Perhaps this is just the introverted side of my personality making itself felt, but I find there are times when I can be outward-looking, sometimes for days at a time, and other times when I feel like crawling under a stone and waiting for spring. Fortunately it’s the weekend so I don’t have to go out today! However I have just released another novel into the wild despite feeling as if I wanted to keep it to myself for a bit longer. I’ve decided on a compromise, which is that I will let it go out there into the big bad world but *I won’t tell anyone it’s there!* This novel is a special one that I particularly like so I am not sure I want anyone to read it. I wonder if this feeling is unique to me or whether other writers experience it too.
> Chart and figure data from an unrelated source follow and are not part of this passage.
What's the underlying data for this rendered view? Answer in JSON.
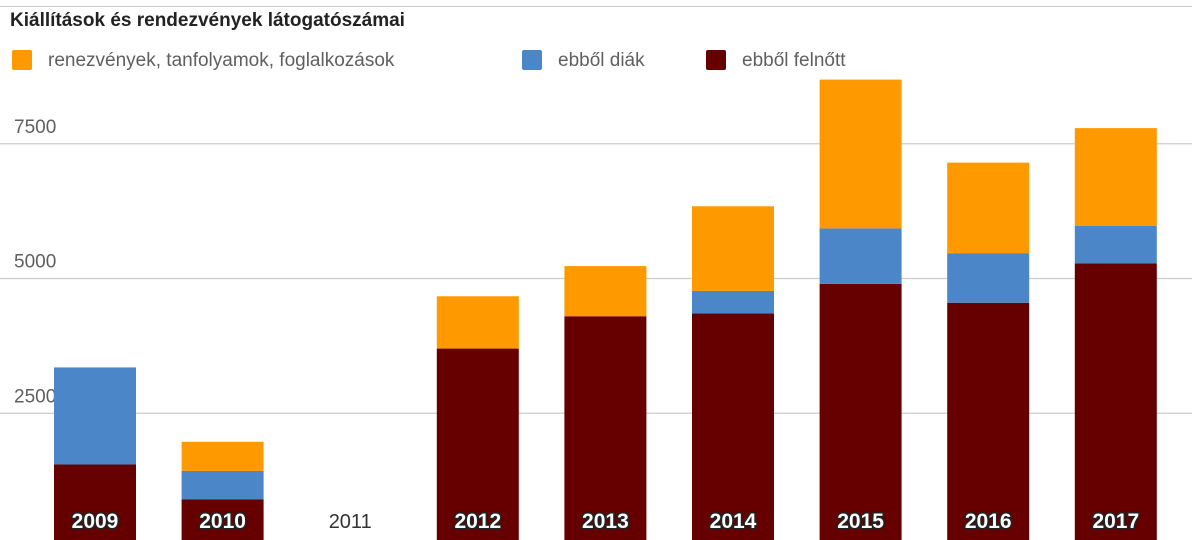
{
  "chart_data": {
    "type": "bar",
    "stacked": true,
    "title": "Kiállítások és rendezvények látogatószámai",
    "categories": [
      "2009",
      "2010",
      "2011",
      "2012",
      "2013",
      "2014",
      "2015",
      "2016",
      "2017"
    ],
    "series": [
      {
        "name": "ebből felnőtt",
        "color": "#660000",
        "values": [
          1550,
          900,
          0,
          3700,
          4300,
          4350,
          4900,
          4550,
          5280
        ]
      },
      {
        "name": "ebből diák",
        "color": "#4a86c8",
        "values": [
          1800,
          530,
          0,
          0,
          0,
          420,
          1030,
          920,
          700
        ]
      },
      {
        "name": "renezvények, tanfolyamok, foglalkozások",
        "color": "#ff9900",
        "values": [
          0,
          540,
          0,
          970,
          930,
          1570,
          2760,
          1680,
          1810
        ]
      }
    ],
    "legend_order": [
      2,
      1,
      0
    ],
    "y_ticks": [
      2500,
      5000,
      7500
    ],
    "ylim": [
      0,
      9500
    ],
    "grid": true,
    "legend_position": "top-left"
  }
}
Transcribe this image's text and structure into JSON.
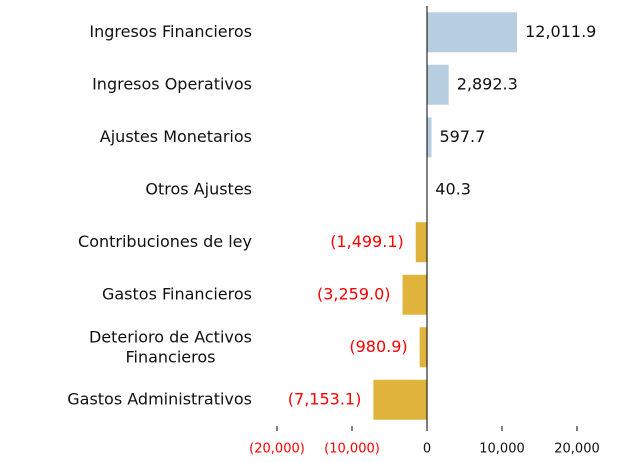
{
  "chart_data": {
    "type": "hbar",
    "categories": [
      "Ingresos Financieros",
      "Ingresos Operativos",
      "Ajustes Monetarios",
      "Otros Ajustes",
      "Contribuciones de ley",
      "Gastos Financieros",
      "Deterioro de Activos\nFinancieros",
      "Gastos Administrativos"
    ],
    "values": [
      12011.9,
      2892.3,
      597.7,
      40.3,
      -1499.1,
      -3259.0,
      -980.9,
      -7153.1
    ],
    "value_labels": [
      "12,011.9",
      "2,892.3",
      "597.7",
      "40.3",
      "(1,499.1)",
      "(3,259.0)",
      "(980.9)",
      "(7,153.1)"
    ],
    "positive_color": "#b7cde0",
    "negative_color": "#e0b43c",
    "negative_label_color": "#ff0000",
    "xlim": [
      -20000,
      20000
    ],
    "xticks": [
      {
        "value": -20000,
        "label": "(20,000)"
      },
      {
        "value": -10000,
        "label": "(10,000)"
      },
      0,
      {
        "value": 10000,
        "label": "10,000"
      },
      {
        "value": 20000,
        "label": "20,000"
      }
    ]
  }
}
Until today I was having an unusually outward-looking week. I was on an interview panel (groan) almost all day on Monday – it wasn’t particularly difficult or anything, but I did find it quite a trial having to talk to people all day. Similarly, on Tuesday I had the day off work to meet a long-lost second cousin. Calling him ‘long-lost’ isn’t quite accurate as it wasn’t as if I had once known him and then lost touch. I think it was more that his grandmother lost touch with mine ages ago. I had already met a long-lost third cousin on the same side of the family in similar circumstances – my great-grandfather had lost touch with her great-grandmother. In these cases it’s always interesting to try and work out whether any resemblances are genetic or just coincidental. And if nothing else, it’s good to talk to another person who happens to be interested in a great-uncle’s war record or the puzzle of whether someone who disappeared between censuses died or just went to America. The only problem is that when you meet someone once in a blue moon you tend to try and cram far too much catching-up into the time and end up completely exhausted. Which doesn’t really work if you’ve stupidly promised to go and sort out some of the next lot of props that very same evening.
I didn’t really understand the condition I think of as ‘social fatigue’ until I had my personality analysed at work, which I think I’ve mentioned before. But being introverted explains everything about why I can’t go out socialising with colleagues after work – indeed, sometimes a short meeting or tea break is more than I can manage – and even why I find it almost physically impossible to go to the pub with everyone after Christmas lunch. It’s because I find being with people drains all my energy, (some people more than others, of course! but I mention no names here) and after such events I can only just drag myself home on the bus.
I’m not sure whether being introverted makes people more likely to become a writer. That’s a whole other topic!